Life with Judy Garland: Me and My Shadows (2001): For this TV movie, as with all productions that come to Parkwood, the house had to first go through a process George calls “gift wrapping.” First, the team moves all original artifacts to safety. Next, floors are layered with mats and carpets, walls are covered with cardboard, and anything else is bubble wrapped. The fact that you cannot tell is a testament to movie magic.
Chicago (2002): In this musical take on the nearly indistinguishable worlds of 1920s showbiz, media and murder, Parkwood Estate plays the role of a crime scene.
The Tuxedo (2002): During the filming for this Jackie Chan flick, George discovered a new side of the action star: his love of porcelain.
“He actually came and hung out with me during lunch and we talked about the Parkwood China collection,” she says. “He wanted to look at the Wedgwood and the Royal Dalton. We talked about its history. How cool is that?”

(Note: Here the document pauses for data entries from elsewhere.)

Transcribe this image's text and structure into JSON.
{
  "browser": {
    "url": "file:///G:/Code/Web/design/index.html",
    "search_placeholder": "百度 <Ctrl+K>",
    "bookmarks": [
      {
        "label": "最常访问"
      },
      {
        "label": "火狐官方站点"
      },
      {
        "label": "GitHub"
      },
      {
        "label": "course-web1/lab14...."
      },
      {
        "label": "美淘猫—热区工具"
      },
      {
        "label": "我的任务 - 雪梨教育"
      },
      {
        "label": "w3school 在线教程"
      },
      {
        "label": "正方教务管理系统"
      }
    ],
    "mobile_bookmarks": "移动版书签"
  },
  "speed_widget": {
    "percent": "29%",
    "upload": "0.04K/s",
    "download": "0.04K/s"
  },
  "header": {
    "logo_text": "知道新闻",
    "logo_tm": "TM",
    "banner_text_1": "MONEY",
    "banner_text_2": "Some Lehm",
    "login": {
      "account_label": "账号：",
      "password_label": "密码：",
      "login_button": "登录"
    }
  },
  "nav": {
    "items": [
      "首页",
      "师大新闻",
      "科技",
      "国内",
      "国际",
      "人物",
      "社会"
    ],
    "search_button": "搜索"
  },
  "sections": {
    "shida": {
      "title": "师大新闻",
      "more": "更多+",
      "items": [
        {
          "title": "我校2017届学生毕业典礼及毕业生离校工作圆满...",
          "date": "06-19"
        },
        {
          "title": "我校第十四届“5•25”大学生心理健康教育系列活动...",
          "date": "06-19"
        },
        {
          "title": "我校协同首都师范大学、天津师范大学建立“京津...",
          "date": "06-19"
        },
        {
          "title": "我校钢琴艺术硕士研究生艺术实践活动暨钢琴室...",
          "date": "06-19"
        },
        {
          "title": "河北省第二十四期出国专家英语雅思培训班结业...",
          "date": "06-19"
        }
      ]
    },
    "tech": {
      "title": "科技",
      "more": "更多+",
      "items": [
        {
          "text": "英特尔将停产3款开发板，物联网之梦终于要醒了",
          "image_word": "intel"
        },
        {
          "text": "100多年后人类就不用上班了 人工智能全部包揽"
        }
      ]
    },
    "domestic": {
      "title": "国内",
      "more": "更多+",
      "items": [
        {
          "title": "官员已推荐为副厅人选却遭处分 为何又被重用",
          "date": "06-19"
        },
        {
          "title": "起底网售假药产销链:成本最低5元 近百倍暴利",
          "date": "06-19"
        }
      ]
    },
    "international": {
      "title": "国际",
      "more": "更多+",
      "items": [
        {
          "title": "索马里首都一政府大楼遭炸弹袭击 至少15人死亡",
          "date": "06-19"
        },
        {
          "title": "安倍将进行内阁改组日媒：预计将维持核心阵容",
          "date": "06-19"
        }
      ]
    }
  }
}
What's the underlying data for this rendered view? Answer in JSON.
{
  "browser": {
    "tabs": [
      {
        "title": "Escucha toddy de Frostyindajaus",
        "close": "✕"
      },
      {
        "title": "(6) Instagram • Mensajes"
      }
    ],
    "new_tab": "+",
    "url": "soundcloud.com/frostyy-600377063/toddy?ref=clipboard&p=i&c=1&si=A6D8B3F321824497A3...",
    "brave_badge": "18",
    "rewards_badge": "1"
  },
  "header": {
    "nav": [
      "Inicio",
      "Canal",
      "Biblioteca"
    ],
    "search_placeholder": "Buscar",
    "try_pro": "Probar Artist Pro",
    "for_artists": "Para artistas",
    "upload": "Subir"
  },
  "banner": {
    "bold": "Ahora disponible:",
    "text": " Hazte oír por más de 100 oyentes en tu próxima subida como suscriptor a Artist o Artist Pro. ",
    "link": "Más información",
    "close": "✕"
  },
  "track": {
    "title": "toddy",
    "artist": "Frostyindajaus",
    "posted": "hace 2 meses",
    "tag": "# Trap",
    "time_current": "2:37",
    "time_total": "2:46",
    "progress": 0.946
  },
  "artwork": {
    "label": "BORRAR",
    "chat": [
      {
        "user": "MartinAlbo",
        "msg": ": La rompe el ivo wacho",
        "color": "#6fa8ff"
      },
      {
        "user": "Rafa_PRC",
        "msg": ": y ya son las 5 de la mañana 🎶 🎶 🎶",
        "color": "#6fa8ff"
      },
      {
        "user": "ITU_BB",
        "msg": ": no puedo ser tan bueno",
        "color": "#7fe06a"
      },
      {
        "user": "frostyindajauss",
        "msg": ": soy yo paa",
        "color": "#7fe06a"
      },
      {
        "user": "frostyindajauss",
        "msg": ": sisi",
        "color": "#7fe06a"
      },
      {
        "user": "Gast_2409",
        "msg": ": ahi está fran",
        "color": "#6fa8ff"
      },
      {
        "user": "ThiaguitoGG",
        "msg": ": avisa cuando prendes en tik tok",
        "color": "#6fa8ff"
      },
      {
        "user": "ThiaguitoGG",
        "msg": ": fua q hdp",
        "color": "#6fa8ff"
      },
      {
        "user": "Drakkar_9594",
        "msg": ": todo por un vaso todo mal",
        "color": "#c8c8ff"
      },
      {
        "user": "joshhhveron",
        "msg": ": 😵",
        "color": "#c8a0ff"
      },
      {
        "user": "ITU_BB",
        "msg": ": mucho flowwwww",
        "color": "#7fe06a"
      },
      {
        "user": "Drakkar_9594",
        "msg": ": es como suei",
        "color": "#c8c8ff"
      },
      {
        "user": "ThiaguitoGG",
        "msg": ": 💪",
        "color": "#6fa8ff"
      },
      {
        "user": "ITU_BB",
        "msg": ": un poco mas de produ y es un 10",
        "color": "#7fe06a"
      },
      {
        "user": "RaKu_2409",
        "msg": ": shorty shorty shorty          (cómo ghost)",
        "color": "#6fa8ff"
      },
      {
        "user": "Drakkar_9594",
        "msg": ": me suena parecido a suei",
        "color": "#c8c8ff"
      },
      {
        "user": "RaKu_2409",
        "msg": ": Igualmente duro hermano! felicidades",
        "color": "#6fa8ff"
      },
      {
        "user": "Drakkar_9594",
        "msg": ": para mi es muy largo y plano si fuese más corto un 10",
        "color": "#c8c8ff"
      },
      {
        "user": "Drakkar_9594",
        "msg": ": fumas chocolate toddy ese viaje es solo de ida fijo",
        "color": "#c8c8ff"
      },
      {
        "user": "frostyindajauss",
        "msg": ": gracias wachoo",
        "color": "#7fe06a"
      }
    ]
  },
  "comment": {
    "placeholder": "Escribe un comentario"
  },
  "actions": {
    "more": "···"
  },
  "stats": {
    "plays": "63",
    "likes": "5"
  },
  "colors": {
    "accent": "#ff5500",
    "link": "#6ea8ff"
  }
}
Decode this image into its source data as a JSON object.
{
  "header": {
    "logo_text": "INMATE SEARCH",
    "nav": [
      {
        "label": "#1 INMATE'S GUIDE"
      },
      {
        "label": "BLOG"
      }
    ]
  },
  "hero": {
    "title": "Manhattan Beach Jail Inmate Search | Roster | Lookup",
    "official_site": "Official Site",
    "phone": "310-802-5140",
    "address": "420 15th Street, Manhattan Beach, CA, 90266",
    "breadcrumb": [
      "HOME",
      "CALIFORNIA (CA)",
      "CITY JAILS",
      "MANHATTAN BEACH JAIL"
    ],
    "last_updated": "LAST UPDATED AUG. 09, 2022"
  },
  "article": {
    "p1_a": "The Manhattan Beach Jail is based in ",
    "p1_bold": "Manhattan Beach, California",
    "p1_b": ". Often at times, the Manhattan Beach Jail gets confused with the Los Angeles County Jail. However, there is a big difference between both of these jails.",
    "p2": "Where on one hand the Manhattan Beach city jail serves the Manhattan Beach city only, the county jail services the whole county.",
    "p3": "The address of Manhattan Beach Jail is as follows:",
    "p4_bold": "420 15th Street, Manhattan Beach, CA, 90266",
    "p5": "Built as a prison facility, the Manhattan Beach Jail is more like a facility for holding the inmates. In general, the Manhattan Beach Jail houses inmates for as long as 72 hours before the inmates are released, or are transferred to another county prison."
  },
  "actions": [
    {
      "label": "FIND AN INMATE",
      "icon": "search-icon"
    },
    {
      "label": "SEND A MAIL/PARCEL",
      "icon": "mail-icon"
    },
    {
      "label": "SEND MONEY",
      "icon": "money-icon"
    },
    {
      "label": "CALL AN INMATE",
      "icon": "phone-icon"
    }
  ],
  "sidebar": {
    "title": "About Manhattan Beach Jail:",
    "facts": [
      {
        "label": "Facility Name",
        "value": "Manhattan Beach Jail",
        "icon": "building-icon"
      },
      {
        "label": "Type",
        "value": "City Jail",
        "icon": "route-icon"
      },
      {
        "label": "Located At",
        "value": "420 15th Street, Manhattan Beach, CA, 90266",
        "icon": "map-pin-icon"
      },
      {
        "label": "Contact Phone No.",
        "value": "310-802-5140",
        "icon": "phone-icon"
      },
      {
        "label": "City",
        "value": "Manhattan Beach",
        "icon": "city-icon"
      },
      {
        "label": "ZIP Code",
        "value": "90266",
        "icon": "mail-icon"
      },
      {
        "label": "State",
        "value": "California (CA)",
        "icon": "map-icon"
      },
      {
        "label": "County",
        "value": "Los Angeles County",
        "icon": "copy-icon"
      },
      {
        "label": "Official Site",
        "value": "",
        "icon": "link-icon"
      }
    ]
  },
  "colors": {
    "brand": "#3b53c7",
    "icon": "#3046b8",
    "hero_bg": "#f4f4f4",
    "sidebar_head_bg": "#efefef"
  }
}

Bulletproof Monk (2003): It might be hard to picture mercenaries bursting through Parkwood's series of French doors to capture a monk played by Chow-Yun Phat. Bulletproof Monk visualizes this for you, but no actual historical artifacts were harmed in the making of this movie. To film the scene, the crew removed all original doors and replaced them with destroyable versions made of balsa wood and sugar glass. But there was a second hitch to overcome: the period drapes. They would have to be taken out of harm's way.
Hollywoodland (2006): Filmed right around the breakdown of Bennifer (Ben Affleck and Jennifer Lopez), this production was Parkwood's one brush with the paparazzi.
The Kennedys (2010): For the second time, a U.S. president came to Parkwood, but this character wasn’t fictional.
Bomb Girls (2011-2012): Fans of the show might recognize Parkwood as the Witham mansion. Set in Toronto during World War II, Bomb Girls was an ideal pairing for the estate. “As a museum and a National Historic Site we really embraced Bomb Girls,” says the curator. “It helped highlight a lot of the things that were happening here on the home front.”